Photo © Jenn Shallvey 2015

Photo © Jenn Shallvey 2015

Through our senses we connect with the world around us and within. What varies form one person to the next is the degree to which we notice.  With attention we can open up to a world of experiences, if we just let ourselves do so. 

To pay attention is to consciously take our focus into our environment and experience through each sense.  An initial stepping point is to be conscious about our attention. The next is to actually then process what comes up.

There are many levels of paying attention. There is a superficial or external level where we notice what is easily observable.  For example our physical appearance may be out of kilter. We notice disorder or uncomfortable states and then try to remedy.   Something as simple as adjusting your clothing or styling your hair can be the answer. Not big impact events. Not really deep and meaningful.

Then there are other levels of noticing. It is the internal level of connection that I am talking about with the words pay attention.  When we really pay attention we access our own insight and intuition through the journey of the senses. The senses act like windows, doors or other entryways. Our senses act like a bridge between our external and internal worlds. Our senses invite us to go within for a greater experience.

Take for example a smell wafting into our space. What happens when we pay attention to the smell?  What do we notice?  Does the smell trigger a positive or negative reaction within? Does the smell remind of us of a memory? Does the smell take us into a fantasy or imagined reality?  What is your association with the smell?

Beyond the external and the internal bridge there is another level. Yes an even deeper level that is accessed by consciously paying attention. Through increased conscious awarenes we also can tune out what we don’t wish to pay attention to. We expand our connection to what is happening in that moment for us.  This is not trite for what you access may be important.

I often find the practice of paying attention one that is most beneficial and supportive when actively in reflection or meditating. Before you say oh I don’t meditate or reflecting sounds so 1960’s navel gazing, let me clarify.  For me meditation can be any practice that we do to stop and be in the moment focusing inward and connecting to a more relaxed and calm state. Reflection initiates internal enquiry for personal clarity and insight.

For example sweeping the driveway, when done in a conscious way, could be considered meditation. A more thoughtful walk on the beach, aided by concentration and focus, supports a meditative practice in your walking.  A couple on the bus may remind you of a past memory. You may then pause and ask yourself ‘what does this connection mean for me?”. It is in these types of situations where I find paying attention powerful and revealing. 

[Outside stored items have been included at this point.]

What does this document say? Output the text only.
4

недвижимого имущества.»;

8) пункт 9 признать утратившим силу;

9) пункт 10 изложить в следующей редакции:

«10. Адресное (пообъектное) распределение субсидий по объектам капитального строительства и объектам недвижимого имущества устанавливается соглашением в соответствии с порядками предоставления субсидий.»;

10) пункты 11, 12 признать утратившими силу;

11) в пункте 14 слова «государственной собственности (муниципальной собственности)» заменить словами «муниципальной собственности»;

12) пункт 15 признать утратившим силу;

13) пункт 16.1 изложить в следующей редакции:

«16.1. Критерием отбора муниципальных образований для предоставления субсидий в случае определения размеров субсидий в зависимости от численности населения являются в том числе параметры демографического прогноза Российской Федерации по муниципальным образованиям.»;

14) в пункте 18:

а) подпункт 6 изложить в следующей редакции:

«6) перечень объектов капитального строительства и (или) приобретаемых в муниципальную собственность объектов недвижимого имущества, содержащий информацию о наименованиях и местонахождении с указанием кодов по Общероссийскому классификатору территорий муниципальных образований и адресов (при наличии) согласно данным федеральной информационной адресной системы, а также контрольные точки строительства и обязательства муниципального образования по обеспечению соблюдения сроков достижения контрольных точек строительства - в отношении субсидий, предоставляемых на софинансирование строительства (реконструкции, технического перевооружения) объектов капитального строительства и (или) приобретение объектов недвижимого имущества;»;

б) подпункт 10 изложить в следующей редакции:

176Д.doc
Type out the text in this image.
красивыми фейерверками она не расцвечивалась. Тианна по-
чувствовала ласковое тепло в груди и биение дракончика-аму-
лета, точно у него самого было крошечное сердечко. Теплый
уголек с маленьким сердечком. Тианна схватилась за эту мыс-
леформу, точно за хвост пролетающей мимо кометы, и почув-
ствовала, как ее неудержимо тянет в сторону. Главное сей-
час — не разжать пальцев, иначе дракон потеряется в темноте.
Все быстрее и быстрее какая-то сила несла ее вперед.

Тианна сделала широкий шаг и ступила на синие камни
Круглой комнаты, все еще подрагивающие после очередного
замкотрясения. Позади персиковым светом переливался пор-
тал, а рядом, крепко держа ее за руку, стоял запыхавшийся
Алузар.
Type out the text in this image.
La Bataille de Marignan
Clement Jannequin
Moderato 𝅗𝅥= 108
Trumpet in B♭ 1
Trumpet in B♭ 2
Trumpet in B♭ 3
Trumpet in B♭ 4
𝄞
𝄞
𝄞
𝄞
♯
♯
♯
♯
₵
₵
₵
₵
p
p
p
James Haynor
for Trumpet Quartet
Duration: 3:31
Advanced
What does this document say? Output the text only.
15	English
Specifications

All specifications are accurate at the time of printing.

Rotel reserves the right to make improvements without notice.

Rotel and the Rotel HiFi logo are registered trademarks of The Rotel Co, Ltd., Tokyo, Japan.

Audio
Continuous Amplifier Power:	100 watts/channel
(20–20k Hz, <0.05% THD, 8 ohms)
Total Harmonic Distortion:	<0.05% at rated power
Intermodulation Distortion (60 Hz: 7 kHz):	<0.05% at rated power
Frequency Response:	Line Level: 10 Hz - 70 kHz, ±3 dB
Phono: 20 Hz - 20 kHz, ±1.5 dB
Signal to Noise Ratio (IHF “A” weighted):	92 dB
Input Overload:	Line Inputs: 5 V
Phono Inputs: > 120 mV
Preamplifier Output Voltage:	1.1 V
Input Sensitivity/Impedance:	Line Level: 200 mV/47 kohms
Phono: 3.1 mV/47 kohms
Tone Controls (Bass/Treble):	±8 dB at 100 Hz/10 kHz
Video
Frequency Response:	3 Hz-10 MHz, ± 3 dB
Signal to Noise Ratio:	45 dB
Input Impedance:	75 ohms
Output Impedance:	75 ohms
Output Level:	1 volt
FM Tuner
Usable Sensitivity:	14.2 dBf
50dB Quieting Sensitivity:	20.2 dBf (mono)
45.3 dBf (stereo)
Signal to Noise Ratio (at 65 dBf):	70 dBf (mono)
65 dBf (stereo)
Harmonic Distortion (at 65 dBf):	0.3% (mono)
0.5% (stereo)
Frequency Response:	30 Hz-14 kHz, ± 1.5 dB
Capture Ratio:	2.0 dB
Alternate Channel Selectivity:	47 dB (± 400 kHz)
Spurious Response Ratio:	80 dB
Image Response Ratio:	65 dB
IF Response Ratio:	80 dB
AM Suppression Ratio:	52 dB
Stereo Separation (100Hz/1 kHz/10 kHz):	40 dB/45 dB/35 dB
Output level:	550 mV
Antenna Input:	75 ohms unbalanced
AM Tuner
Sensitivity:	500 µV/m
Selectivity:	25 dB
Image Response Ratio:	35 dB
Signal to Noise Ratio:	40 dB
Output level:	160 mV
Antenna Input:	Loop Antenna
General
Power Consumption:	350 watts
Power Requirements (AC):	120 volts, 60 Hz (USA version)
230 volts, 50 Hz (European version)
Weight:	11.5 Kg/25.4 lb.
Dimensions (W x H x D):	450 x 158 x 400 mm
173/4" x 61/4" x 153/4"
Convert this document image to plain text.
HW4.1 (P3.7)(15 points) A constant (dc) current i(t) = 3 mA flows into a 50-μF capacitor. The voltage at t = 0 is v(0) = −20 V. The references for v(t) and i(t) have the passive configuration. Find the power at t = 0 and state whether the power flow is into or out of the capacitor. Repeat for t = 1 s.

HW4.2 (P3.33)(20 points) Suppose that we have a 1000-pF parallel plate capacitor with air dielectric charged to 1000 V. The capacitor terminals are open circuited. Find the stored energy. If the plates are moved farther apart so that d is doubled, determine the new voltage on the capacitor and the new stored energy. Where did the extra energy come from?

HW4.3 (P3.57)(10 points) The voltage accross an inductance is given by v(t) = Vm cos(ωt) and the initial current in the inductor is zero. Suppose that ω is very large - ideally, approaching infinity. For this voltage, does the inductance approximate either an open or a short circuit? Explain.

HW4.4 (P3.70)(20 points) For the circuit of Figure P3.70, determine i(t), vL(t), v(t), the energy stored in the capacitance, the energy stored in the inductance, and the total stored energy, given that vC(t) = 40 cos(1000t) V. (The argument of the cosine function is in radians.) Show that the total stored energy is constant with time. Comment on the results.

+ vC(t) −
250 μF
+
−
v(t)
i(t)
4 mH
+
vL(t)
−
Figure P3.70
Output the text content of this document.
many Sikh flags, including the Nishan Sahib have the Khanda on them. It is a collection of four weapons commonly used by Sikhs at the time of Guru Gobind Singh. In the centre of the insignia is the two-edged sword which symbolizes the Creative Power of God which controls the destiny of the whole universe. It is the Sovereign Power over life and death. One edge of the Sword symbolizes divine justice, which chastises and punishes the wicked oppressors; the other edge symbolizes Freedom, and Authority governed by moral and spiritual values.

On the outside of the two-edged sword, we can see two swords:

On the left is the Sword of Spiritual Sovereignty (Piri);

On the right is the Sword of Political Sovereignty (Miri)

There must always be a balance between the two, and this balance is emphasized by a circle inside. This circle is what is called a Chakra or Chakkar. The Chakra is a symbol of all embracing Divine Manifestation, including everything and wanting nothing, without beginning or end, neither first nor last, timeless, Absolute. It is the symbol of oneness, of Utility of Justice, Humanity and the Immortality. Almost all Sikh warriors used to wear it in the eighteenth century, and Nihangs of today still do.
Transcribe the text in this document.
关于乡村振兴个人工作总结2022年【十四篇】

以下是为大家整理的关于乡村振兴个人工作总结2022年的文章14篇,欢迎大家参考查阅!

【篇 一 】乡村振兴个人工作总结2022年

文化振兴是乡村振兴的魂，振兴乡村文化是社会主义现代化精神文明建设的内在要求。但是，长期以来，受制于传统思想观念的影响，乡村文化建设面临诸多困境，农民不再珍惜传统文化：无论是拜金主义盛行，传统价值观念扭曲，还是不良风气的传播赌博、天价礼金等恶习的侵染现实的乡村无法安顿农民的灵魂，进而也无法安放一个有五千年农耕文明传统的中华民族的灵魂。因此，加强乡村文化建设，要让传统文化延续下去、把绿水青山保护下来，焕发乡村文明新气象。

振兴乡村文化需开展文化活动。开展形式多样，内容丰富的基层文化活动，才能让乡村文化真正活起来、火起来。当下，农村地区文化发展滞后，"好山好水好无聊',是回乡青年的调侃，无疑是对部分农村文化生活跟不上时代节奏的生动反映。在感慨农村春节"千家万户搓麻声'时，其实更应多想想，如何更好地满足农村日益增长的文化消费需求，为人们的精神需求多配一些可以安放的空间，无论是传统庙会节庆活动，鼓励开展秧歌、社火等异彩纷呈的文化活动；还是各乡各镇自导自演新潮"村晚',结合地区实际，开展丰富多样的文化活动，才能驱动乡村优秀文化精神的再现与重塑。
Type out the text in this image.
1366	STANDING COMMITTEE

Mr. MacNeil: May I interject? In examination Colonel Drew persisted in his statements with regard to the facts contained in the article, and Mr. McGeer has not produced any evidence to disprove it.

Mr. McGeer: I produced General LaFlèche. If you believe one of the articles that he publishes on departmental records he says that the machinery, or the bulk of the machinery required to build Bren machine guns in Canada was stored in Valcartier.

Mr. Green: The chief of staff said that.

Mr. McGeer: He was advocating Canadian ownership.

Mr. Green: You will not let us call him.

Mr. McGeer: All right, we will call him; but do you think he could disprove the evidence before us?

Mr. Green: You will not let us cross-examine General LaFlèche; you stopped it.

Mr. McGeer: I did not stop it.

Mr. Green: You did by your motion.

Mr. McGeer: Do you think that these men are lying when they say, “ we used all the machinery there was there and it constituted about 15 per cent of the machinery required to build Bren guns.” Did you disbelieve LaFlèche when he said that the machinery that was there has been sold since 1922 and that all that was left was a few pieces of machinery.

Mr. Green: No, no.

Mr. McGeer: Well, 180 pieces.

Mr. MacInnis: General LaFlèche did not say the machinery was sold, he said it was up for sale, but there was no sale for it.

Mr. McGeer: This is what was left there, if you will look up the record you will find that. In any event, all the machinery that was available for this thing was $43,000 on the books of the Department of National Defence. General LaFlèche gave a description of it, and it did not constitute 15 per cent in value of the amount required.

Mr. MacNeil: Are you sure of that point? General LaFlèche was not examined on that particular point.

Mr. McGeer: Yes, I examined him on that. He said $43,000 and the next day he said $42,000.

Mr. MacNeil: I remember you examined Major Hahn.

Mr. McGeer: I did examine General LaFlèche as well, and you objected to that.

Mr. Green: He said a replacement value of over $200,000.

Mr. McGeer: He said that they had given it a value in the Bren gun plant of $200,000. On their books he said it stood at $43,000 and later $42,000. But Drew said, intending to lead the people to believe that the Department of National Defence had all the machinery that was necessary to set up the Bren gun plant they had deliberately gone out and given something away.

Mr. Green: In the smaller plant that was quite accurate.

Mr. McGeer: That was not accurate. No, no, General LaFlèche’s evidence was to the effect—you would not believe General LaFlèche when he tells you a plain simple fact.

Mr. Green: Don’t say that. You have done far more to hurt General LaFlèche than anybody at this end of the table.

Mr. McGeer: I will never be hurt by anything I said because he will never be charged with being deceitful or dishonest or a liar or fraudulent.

How do you do this?  Well in any situation you ask yourself “What do I notice right now?” This starts at least the internal dialogue in your mind to get to the place where you are beginning to raise awareness of state and environment.  In this practice you are simply seeking.  You get an answer and then ask again “So now what do I notice?”  It is like a chain reaction of revelation and connection.  

So let’s get a little advanced.  Another process is to notice your noticing.  This becomes a bit meta-analytic.  When developing your practice of noticing it does help to be aware of your style or approach.  

It is also helpful to notice what you ignore, avoid or dismiss as insignifcant, too hard or irrelevant. When you pay attention you develop your filters to a higher level such that you see more of what is worth noticing for you.  There is a judgment placed on what we pay attention to. When you suspend judgement and invite curiosity then you open up more possibilities.

I like to look at it from the perspective that we can notice with multiple entry points - ie our mind, body, heart and soul. Many of us will have developed one area over the other. For most our minds are already well developed. This makes observation easy especially when we are in dialogue with ourselves and others.

We can notice through our body. It takes time but is like tuning our awareness. When something happens in our environment or experience we then stop and check in to see if anything shifts, changes or happens in our body.  What you notice will range from subtle to obvious.  Our body also in a way sends messages to us. When we don’t listen our body's 'voice' gets louder and louder. So noticing helps us get on top of issues before they get worse.

We can notice through our heart. Usually this is by way of how we feel.  We can have an emotional response. The key here is to not let the emotional response drive and control us but to experience what it means for us.  Easier said than done for many of us.  Start at least by checking in with what feelings come up.

Lastly we can notice through our spiritual connection.  In this way we go more to our higher senses of what we notice.  Here it is not about being psychic but more about trusting our intuition and listening to this.  As a topic this is worthy of another entire book. For purposes of the words 'pay attention' this way of connecting is included to show you another way of noticing.

Overall the variety and diversity of ways in which we can notice and pay attention enriches our life.   This also means that we can continuously develop and enjoy the growth and benefits of paying attention.  No matter what our skill level or experience we can ALWAYS pay attention. We can choose what we focus on and to what we pay attention, or not. This makes life sooooo much more interesting and fun, doesn’t it?  So pay attention now.